Tip 2 – Check E-Commerce Data
If you run an e-commerce store, make sure to also check to see where your customers are coming from. This is of course how you generate revenue, so these are your most important visitors. This should coincide with your traffic above, however, this is not always the case. If you have e-commerce data setup or Goals, you can easily overlay that information on top of the Geo data to make a more informed decision.
Tip 3 – Do a Quick Latency Test
There are a lot of handy free tools out there to measure latency from your current location for different cloud providers. This can help you quickly evaluate which region might be the best choice for your site.
- GCP Ping (measure latency to Google Cloud Platform regions)
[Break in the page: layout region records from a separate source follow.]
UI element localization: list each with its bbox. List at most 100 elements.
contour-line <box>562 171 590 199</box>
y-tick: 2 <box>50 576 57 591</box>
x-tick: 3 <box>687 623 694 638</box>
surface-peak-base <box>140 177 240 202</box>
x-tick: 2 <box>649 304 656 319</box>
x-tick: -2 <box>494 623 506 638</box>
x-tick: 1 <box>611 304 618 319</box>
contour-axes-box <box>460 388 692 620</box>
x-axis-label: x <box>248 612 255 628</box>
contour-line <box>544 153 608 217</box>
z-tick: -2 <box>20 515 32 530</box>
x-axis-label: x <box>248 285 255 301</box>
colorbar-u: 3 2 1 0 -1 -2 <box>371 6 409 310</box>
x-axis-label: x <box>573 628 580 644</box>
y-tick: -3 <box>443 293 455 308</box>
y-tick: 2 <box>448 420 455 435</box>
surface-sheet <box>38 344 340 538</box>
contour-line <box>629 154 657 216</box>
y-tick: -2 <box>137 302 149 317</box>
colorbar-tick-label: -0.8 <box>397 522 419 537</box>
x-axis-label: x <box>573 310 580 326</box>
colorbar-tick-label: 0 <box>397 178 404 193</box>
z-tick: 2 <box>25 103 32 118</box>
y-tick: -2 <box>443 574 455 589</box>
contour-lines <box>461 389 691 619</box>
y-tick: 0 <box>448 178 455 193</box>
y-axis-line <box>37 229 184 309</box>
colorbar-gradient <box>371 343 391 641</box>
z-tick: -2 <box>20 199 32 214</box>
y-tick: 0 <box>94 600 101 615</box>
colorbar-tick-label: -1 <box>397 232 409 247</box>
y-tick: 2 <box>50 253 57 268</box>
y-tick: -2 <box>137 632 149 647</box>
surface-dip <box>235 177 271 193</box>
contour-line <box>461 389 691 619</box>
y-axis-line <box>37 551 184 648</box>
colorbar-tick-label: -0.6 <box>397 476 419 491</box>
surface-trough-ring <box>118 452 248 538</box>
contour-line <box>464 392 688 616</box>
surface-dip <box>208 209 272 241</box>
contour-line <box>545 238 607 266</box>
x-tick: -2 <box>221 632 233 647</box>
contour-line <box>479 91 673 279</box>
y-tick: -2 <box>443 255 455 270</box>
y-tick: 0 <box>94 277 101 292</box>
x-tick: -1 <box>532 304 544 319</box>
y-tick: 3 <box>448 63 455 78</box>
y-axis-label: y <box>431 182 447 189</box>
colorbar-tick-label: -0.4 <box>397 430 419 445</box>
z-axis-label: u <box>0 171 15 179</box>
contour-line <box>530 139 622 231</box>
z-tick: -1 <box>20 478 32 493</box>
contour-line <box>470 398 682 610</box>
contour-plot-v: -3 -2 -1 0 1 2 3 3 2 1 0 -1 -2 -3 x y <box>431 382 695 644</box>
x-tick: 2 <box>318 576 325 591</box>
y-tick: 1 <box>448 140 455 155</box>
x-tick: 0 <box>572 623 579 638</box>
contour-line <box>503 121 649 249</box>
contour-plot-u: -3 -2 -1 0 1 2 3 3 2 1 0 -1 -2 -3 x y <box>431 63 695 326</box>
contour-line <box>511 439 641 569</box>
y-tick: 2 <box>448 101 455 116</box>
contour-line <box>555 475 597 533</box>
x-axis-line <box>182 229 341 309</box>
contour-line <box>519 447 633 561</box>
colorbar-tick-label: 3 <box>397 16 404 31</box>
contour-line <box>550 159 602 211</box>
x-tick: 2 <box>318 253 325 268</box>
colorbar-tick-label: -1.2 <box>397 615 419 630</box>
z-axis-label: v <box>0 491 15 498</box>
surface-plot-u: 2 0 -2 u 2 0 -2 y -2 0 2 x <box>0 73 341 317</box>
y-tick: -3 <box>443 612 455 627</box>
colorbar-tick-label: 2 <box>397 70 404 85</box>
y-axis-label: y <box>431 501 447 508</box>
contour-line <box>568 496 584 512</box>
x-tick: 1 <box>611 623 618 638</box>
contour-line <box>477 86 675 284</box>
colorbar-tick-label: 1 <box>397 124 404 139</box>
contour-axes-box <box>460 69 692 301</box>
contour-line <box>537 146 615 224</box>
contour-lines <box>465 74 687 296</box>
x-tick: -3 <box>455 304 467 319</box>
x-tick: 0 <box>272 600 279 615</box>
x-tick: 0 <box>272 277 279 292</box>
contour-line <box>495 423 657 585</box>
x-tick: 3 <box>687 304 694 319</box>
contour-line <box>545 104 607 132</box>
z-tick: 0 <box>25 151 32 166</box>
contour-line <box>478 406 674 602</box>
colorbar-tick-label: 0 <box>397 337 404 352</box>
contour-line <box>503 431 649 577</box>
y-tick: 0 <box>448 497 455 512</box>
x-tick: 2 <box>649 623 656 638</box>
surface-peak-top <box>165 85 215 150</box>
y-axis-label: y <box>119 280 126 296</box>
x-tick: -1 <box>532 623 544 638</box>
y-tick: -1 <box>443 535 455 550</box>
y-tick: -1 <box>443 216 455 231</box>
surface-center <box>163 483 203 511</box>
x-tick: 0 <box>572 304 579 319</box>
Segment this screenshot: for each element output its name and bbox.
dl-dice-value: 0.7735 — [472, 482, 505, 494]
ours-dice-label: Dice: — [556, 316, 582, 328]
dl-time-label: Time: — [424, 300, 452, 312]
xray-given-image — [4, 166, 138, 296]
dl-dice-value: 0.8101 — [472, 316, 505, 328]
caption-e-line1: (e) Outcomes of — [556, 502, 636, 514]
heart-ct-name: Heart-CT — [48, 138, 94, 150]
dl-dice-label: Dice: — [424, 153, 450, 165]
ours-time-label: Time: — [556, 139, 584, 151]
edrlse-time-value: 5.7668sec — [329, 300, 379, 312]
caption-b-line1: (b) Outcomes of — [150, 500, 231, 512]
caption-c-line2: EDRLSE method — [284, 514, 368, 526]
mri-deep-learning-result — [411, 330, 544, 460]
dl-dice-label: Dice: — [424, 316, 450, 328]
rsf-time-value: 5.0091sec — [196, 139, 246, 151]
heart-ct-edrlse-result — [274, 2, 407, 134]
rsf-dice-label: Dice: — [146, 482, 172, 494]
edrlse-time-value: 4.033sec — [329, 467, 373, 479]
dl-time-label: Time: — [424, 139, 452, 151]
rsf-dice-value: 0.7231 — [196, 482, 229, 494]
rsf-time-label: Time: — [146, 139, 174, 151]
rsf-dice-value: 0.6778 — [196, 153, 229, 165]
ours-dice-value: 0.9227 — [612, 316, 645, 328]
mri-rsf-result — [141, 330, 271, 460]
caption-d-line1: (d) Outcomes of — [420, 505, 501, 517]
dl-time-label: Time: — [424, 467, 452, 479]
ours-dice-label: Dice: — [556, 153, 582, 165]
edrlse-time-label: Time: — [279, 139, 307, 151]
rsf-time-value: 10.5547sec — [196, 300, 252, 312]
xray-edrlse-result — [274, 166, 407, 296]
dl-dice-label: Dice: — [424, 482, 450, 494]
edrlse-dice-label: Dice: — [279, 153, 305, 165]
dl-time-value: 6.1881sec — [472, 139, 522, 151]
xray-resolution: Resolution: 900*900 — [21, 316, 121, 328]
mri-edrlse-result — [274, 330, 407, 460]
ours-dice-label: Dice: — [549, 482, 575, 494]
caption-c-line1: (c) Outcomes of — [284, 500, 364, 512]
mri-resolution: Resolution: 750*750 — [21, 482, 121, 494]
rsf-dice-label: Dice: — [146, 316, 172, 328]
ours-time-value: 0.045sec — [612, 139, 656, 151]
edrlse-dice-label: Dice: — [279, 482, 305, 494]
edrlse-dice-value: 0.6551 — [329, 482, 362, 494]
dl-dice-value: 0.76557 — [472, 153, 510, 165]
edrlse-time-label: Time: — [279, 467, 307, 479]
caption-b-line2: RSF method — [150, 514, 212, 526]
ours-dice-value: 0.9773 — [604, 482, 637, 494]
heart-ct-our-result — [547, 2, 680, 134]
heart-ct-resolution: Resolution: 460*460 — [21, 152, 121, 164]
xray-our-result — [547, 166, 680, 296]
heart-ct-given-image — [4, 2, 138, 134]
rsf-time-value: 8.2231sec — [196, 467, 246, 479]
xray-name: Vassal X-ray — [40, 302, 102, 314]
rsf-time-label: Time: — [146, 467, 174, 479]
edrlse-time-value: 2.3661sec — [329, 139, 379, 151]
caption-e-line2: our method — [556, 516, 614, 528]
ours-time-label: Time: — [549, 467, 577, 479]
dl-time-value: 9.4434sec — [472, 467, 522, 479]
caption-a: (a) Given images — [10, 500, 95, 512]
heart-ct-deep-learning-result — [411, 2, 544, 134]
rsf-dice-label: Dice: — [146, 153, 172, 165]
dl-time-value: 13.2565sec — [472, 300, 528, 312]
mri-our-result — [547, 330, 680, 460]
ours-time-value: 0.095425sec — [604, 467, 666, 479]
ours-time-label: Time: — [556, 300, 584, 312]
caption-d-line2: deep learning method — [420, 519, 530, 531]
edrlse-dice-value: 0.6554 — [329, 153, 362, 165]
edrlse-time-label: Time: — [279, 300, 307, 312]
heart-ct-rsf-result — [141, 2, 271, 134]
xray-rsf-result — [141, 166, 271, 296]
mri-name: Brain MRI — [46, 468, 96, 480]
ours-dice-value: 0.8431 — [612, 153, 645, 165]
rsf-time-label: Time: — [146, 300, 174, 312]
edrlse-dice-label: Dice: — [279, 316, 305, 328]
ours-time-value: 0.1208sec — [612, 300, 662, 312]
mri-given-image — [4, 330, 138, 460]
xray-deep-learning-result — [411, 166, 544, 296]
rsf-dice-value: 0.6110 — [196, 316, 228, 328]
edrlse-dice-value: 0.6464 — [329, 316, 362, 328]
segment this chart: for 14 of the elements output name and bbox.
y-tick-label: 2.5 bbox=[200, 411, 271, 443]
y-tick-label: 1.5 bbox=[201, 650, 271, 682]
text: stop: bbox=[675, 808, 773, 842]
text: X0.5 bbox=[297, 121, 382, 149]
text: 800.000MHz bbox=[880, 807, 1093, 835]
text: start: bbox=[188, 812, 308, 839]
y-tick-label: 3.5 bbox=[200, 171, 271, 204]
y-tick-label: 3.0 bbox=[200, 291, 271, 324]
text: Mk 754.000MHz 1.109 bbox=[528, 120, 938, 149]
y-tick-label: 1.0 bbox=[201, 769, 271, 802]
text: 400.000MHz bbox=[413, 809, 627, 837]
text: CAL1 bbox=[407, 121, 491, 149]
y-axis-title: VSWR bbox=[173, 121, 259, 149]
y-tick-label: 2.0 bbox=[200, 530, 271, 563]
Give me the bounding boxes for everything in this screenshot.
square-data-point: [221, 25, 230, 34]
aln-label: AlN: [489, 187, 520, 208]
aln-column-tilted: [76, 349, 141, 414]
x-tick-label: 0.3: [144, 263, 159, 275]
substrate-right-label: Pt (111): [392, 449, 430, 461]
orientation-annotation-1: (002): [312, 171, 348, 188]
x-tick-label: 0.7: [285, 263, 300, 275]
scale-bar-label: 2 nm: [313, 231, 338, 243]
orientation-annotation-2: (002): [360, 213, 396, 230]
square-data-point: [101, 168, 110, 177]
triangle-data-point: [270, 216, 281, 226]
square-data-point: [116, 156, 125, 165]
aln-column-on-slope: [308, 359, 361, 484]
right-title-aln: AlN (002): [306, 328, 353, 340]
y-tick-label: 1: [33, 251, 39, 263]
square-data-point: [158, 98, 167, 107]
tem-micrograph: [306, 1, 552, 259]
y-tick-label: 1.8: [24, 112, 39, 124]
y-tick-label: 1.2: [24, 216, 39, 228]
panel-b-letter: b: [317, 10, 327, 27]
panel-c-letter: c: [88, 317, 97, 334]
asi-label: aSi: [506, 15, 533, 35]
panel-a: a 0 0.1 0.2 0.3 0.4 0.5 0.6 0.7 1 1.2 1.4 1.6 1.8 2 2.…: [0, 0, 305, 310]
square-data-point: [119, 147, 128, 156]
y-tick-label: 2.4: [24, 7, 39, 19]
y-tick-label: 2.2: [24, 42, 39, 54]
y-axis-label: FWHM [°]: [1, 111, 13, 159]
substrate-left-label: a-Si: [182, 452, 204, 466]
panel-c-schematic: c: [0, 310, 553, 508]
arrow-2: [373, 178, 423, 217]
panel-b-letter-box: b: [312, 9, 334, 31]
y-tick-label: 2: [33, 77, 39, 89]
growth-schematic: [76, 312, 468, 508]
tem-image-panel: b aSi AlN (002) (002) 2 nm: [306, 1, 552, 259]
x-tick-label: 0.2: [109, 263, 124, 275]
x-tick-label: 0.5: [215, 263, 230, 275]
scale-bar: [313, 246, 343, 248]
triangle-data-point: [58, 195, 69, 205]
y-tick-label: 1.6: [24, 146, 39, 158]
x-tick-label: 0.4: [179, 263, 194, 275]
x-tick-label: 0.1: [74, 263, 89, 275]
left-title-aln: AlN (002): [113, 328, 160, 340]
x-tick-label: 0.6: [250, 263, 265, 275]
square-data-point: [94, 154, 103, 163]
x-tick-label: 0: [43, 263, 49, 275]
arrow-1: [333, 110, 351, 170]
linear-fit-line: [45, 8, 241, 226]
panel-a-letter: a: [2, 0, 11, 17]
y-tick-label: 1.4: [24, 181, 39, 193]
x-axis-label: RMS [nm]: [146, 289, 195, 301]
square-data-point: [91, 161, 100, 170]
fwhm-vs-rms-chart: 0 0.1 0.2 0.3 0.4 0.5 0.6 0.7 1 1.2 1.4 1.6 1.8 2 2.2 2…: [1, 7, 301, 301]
- CloudPing.info (measure latency to Amazon Web Services regions)
- Azure Latency Test (measure latency to Azure regions)
You can also utilize CloudHarmony, which is a cloud comparison tool. You can test things such as latency, DNS, uplink, and downlink.
Quick Ways to Reduce Network Latency
To summarize, here a few quick ways to reduce network latency.
- As we showed you above, placing your WordPress site on a server closer to your visitors should be priority number one. This helps reduce ping times and network hops.
- Utilize a content delivery network (CDN) to serve cached assets from POPs around the globe. This helps negate the network latency for visitors who might not be close to your host server.
- Take advantage of the HTTP/2 protocol to minimize the number of round trips, thanks to parallelization. HTTP/2 is enabled on all Kinsta servers. The only requirements is that your site is running over HTTPS.
- Reduce the number of external HTTP requests. Each of these can have their own added latency based on the location of their server. Check out our post on analyzing third-party performance.
- Use a premium DNS provider with fast lookup times.
- Utilize prefetch and prerender to perform tasks behind the scenes while the page loads.
Hopefully now you understand a little more about network latency, why it matters, and how it impacts your WordPress site. To ensure fast load times make sure to choose a server with your host that is closest to your visitors and customers. What are your thoughts? Have you ever experienced slow load times due to a website being placed in the wrong location? Let us know below in the comments.